En cuanto a la afectación del mínimo vital, ha de indicarse que razón le asiste al a quo cuando afirma que el interesado no demostró tal violación, de modo que no es posible llegar a amparar una prerrogativa constitucional cuya vulneración no se encuentra acreditada. 4.1. Contrario a lo dicho, lo que sí se encuentra demostrado, en virtud de la misma Resolución No.
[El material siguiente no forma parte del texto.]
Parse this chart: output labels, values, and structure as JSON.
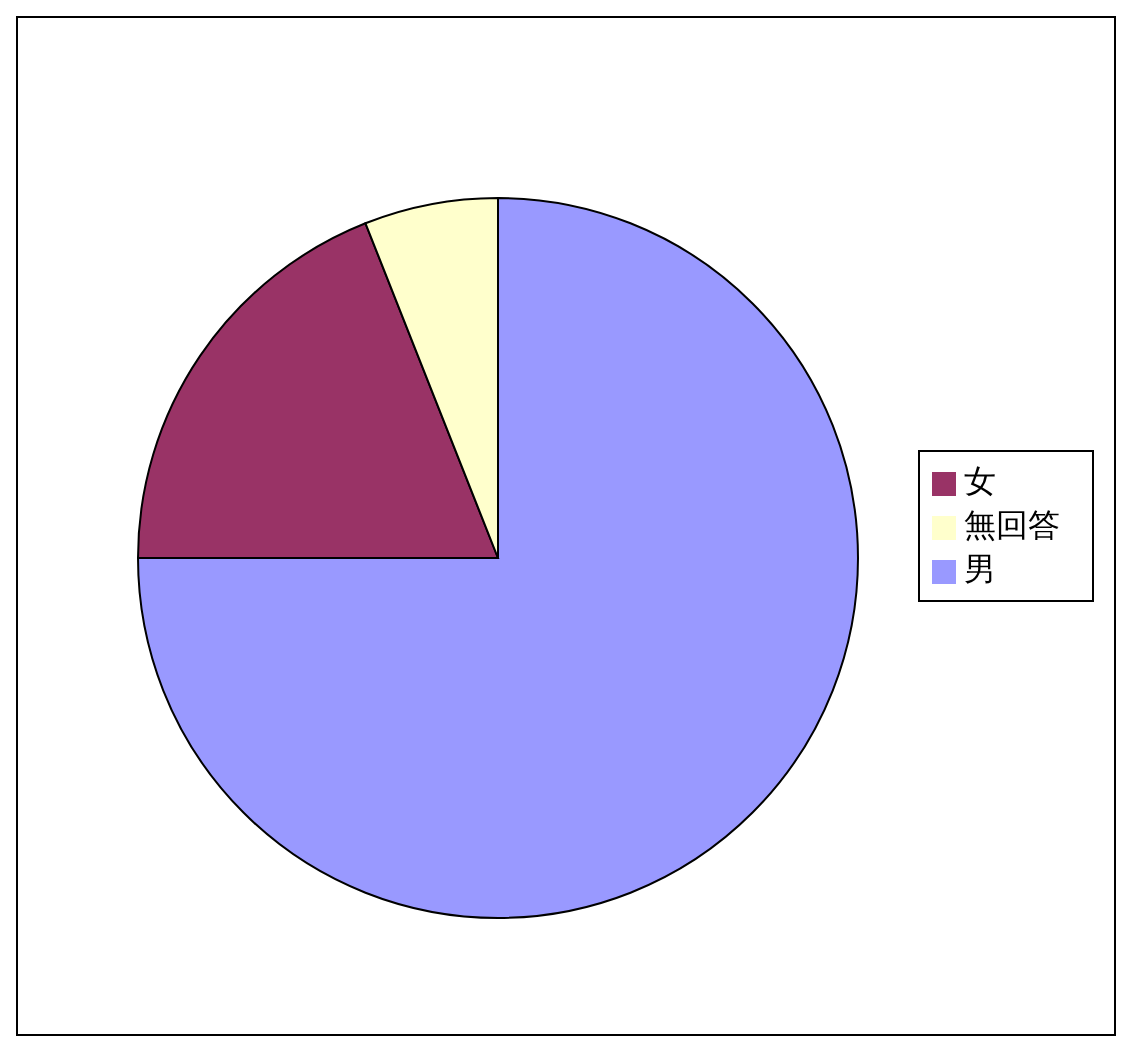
{
  "chart_data": {
    "type": "pie",
    "categories": [
      "男",
      "女",
      "無回答"
    ],
    "values": [
      75,
      19,
      6
    ],
    "colors": [
      "#9999ff",
      "#993366",
      "#ffffcc"
    ],
    "legend": "right"
  }
}
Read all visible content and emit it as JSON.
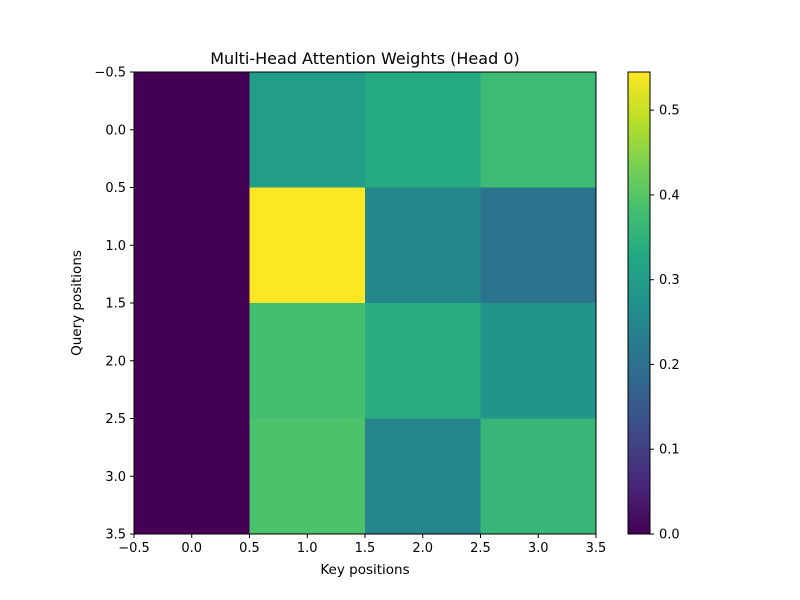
{
  "chart_data": {
    "type": "heatmap",
    "title": "Multi-Head Attention Weights (Head 0)",
    "xlabel": "Key positions",
    "ylabel": "Query positions",
    "xlim": [
      -0.5,
      3.5
    ],
    "ylim": [
      3.5,
      -0.5
    ],
    "x_ticks": [
      "−0.5",
      "0.0",
      "0.5",
      "1.0",
      "1.5",
      "2.0",
      "2.5",
      "3.0",
      "3.5"
    ],
    "y_ticks": [
      "−0.5",
      "0.0",
      "0.5",
      "1.0",
      "1.5",
      "2.0",
      "2.5",
      "3.0",
      "3.5"
    ],
    "colormap": "viridis",
    "vmin": 0.0,
    "vmax": 0.545,
    "colorbar_ticks": [
      "0.0",
      "0.1",
      "0.2",
      "0.3",
      "0.4",
      "0.5"
    ],
    "values": [
      [
        0.0,
        0.3,
        0.33,
        0.37
      ],
      [
        0.0,
        0.545,
        0.25,
        0.21
      ],
      [
        0.0,
        0.38,
        0.34,
        0.28
      ],
      [
        0.0,
        0.39,
        0.25,
        0.36
      ]
    ],
    "grid": false
  }
}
GNR 1853 del 5 de enero de 2017, es que el señor Jaime Castiblanco Barbosa actualmente tiene una pensión conmutada, de modo que sí posee algún ingreso dinerario que le permita subsistir, razón de más para descartar su reclamación de amparo. 5.
De ese modo, viable resulta asegurar que no es entonces la acción de tutela el escenario indicado para que el recurrente plantee la discusión que ha traído ante el juez constitucional, debiendo, en consecuencia, acudir a la jurisdicción laboral o contencioso administrativa para que por conducto de sus acciones ordinarias, se resuelva la litis acá planteada.
Son las anteriores razones las que llevan a la Sala a confirmar la sentencia impugnada. La Corte Suprema de Justicia, Sala de Casación Penal, en Sala de Decisión en Tutela, administrando justicia en nombre de la República y por autoridad de la Ley,
RESUELVE
Primero.- Confirmar el fallo recurrido. Segundo.-
NOTIFÍQUESE de conformidad con lo dispuesto por el Decreto 2591 de 1991. Tercero.- Remítanse las diligencias a la Corte Constitucional para su eventual revisión.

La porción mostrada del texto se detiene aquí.